# Pointing/Stalking a problem?



## Bushclass (Jan 7, 2018)

Banjo just had his first day at daycare the other day (whoooohooo for me because I work from home). It seemed to go very well but they were very concerned he was pointing at the smaller dogs and brought it to my attention.

Let me just fill you in that Banjo is almost 6 months old and has grown up mostly only around smaller dogs for the most part. And his best dog friends are little dogs (a Dachshund and a Boston). I know stalking is indicative of hunting prey, however he literally stalks everything all the time but not in a "hunting" way. He's stalked his toys from a young age. When we're cooking or walking around the house I'll turn around and he'll be pointing at us, then runs and get a toy to bring to us when he breaks. At the park, he stalks around little dogs and then breaks form when he goes in to play. To us, it almost seems like Point = Play not Prey. Because of this, we've never given it another thought. He's got an amazing temperament and plays with most any dog wonderfully, very socialized and is very receptive to cues. 

Because pointing has never been a problem, we never thought about it until the staff at daycare voiced their concerns. This is our first V, is this something we should be worried about? Could this develop into something more? Are there instances where Pointing can be playful and not hunting/stalking?


----------



## texasred (Jan 29, 2012)

Yes, it sounds like he is just playing.
Even my dogs that hunt, play this way.


----------



## Anida (Jun 10, 2016)

My V points and stalks my beagle. It always turns into play.


----------



## Betty (Apr 14, 2016)

Time to educate the daycare personnel?


----------



## tknafox2 (Apr 2, 2013)

IMO this is very normal Vizsla temperament, and is either an invitation to play, a greeting, a recognition of friendship or just their own goofy style... I have posted this video before, but it is normal behavior between these two buddies every time they see each other.


----------



## lilyloo (Jun 20, 2012)

Yep, completely normal. We have also had the issue with people thinking that our V is stalking their smaller dogs like prey. Nope, they're just playing.

The only time we have actually seen Ruby 'hunt' a smaller dog was a very small (probably around 5 pounds full grown) teacup Yorkie that snuck into our backyard. Ruby thought it was a rabbit or something similar. I had to pick up the small dog to keep her from going after it. Once I was able to show her that it was indeed a dog, all was fine.


----------



## Bushclass (Jan 7, 2018)

This video makes me very happy  
Yeah, I said all these things regarding my OWN dog.
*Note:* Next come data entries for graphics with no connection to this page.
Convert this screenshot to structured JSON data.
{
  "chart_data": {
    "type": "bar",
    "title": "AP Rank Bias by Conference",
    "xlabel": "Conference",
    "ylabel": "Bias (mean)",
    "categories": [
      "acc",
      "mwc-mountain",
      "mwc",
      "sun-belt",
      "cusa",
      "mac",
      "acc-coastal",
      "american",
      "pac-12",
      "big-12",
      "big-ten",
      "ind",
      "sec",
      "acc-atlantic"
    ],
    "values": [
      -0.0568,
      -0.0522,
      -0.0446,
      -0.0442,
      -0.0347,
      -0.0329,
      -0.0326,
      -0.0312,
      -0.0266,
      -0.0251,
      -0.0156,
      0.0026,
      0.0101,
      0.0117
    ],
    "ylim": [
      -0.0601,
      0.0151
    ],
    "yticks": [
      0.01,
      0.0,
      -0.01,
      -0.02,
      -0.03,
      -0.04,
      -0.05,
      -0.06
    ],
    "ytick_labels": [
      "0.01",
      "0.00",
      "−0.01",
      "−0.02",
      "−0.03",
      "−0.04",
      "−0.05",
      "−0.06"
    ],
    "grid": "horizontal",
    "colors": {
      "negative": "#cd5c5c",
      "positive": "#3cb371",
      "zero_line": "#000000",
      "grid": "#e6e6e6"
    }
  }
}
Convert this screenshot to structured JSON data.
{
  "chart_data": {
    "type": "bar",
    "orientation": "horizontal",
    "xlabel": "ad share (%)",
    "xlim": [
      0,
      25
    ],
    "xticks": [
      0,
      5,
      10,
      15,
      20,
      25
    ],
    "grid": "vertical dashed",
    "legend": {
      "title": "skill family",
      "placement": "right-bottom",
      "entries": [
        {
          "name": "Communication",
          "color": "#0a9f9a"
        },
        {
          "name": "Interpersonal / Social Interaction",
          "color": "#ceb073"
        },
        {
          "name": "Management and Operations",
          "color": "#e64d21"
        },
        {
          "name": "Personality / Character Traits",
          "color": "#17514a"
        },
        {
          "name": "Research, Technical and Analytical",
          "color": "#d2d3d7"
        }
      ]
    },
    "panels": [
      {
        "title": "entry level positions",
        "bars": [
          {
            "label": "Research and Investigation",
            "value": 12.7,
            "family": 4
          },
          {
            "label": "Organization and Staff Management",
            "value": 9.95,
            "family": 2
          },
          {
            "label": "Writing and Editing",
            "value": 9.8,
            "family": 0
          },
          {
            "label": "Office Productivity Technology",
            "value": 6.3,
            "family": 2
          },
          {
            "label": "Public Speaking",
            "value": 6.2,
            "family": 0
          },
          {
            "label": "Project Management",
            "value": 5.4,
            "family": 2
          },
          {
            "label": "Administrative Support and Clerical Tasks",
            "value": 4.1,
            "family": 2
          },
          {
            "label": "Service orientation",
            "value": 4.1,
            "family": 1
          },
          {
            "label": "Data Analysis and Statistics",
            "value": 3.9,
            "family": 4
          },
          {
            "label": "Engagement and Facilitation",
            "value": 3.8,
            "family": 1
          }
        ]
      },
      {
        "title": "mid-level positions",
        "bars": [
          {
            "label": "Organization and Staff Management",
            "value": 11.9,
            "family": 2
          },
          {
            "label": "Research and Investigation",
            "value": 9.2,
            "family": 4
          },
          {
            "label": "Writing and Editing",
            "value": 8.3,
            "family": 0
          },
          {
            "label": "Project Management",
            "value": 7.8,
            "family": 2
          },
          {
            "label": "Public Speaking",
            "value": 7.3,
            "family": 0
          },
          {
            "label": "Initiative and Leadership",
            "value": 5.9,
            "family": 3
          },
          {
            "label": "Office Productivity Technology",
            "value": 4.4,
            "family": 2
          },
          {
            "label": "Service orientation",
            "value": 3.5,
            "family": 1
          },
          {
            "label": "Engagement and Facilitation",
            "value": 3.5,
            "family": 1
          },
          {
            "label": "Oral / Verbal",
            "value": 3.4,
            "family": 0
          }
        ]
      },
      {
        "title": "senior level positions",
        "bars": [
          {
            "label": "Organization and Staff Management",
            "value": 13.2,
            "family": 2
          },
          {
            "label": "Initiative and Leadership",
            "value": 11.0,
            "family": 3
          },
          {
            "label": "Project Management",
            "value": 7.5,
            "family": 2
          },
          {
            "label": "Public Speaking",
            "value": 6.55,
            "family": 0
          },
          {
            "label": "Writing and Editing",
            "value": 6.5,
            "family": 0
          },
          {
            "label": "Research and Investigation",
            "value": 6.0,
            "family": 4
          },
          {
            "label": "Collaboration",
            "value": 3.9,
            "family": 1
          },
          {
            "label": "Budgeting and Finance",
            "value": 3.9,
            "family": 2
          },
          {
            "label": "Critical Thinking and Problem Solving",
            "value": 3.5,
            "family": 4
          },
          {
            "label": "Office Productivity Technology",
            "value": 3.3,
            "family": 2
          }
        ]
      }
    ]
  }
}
Because of how I know he plays, but again I was unaware if it would turn to something else.

The other thing I think of though is that people always downgrade their dogs "problems" and the Daycare personnel are just trying to be proactive and safe.
If I hear one more time at the park "his bark is bigger than his bite" when their dog is bullying, harassing or trying to bite mine...


----------



## NutterButter (Mar 5, 2016)

Sadie definitely "stalks" other dogs as well as lizards and squirrels. Funny that even her favorite playmates cause her hair to go up too. Some other dogs look at her stalking with a quizzical expression like "what the heck are you doing?" but then the last 20 feet are all about running in circles and playing.


----------



## gingerling (Jun 20, 2015)

LOL! They know not V's.

If a V's "Prey instinct" was truly activated, the little fuzzball he was stalking would be but a bad memory. No, he was instigating...they do that...in an attempt to get the others to play.

My concern with this daycare is that they do not know their clients and this might not be a suitable place for him.


----------